Top experts in the US have welcomed the disengagement of troops by both India and China at Doklam, but warned that the problem is not out of the woods yet as the status quo of the last three decades has been “disturbed irrevocably”.
India and China yesterday agreed to “expeditious disengagement” of border personnel at the face-off site in Doklam following diplomatic communications.
“The announcement by the Ministry of External Affairs about the ongoing expeditious disengagement in the Doklam area of Bhutan by both Indian and Chinese troops is to be welcomed.
This marks an immediate defusing of the crisis that has complicated India-China relations since June,” said Nirupama Rao, the former foreign secretary who served as India’s top diplomat to the US and China.
Rao, currently a Public Policy Fellow at the prestigious Wilson Center, said that there are still unresolved questions between the two sides which should not be ignored.
“The last two months have demonstrated that there are serious fault lines in a relationship that is clearly seismic,” she said.
“We need a well-deliberated, microscopic review of all that transpired during this recent crisis. A new, very complex chapter has opened in the India-China relationship. The region is involved too. This is a winding road. Self-congratulation on either side is best avoided. The status quo of the last three decades has been disturbed irrevocably,” Rao said.

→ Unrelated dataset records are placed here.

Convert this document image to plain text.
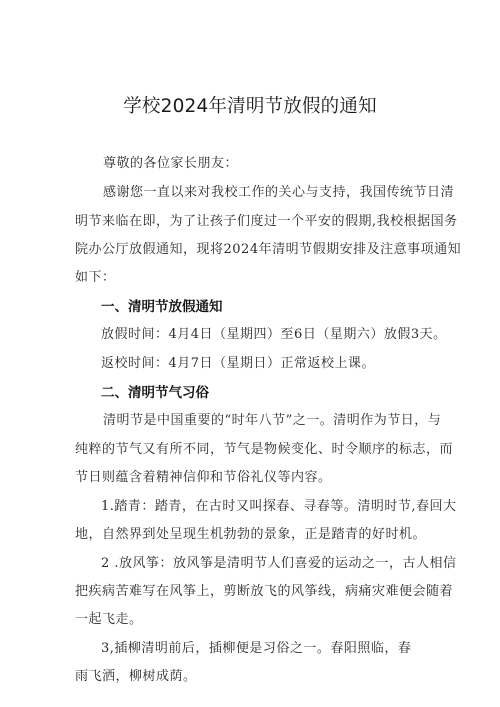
学校2024年清明节放假的通知
尊敬的各位家长朋友：
感谢您一直以来对我校工作的关心与支持，我国传统节日清
明节来临在即，为了让孩子们度过一个平安的假期,我校根据国务
院办公厅放假通知，现将2024年清明节假期安排及注意事项通知
如下：
一、清明节放假通知
放假时间：4月4日（星期四）至6日（星期六）放假3天。
返校时间：4月7日（星期日）正常返校上课。
二、清明节气习俗
清明节是中国重要的“时年八节”之一。清明作为节日，与
纯粹的节气又有所不同，节气是物候变化、时令顺序的标志，而
节日则蕴含着精神信仰和节俗礼仪等内容。
1.踏青：踏青，在古时又叫探春、寻春等。清明时节,春回大
地，自然界到处呈现生机勃勃的景象，正是踏青的好时机。
2 .放风筝：放风筝是清明节人们喜爱的运动之一，古人相信
把疾病苦难写在风筝上，剪断放飞的风筝线，病痛灾难便会随着
一起飞走。
3,插柳清明前后，插柳便是习俗之一。春阳照临，春
雨飞洒，柳树成荫。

Tanvi Madan, from the Brookings Institute, said the most important fact is that the situation has de-escalated and has been resolved diplomatically.
“Despite China saying that Indian withdrawal was a pre- condition for dialogue, Beijing and Delhi have been engaging in discussions to get to this point. The resulting statements from both sides give some details, but are deliberately ambiguous enough that a lot is left to interpretation, and both sides can emphasise different aspects,” Madan said.
Michael Kugelman, from the Woodrow Wilson International Center, said this resolution came a bit earlier than expected, but it was completely inevitable.
“Neither side could afford a conflict, no matter how small. China and India have a fairly robust economic partnership that plays out bilaterally as well as multilaterally. Neither side had an interest in having such cooperation squandered,” he said.
“All this said, we’re not out of the woods just yet.
Tensions are still sharp and the next provocation likely isn’t far off. Pakistan’s ever deepening partnership with China and the growing progress of the Belt and Road initiative are cause for concern for Delhi. Geopolitical dynamics raise the prospects of additional border standoffs,” Kugelman said.
Sourabh Gupta, from the Washington Dc-based Institute for China-America Studies, said the statements issued by both India and China suggests that both sides have decided to concertedly take remedial actions individually.
Noting that Prime Minister Narendra Modi is expected to attend the BRICS (Brazil, Russia, India, China and South Africa) summit from September 3-5 in Xiamen, Gupta said it would have been very damaging if the standoff had continued while Chinese President Xi Jinping and Modi were at the same venue.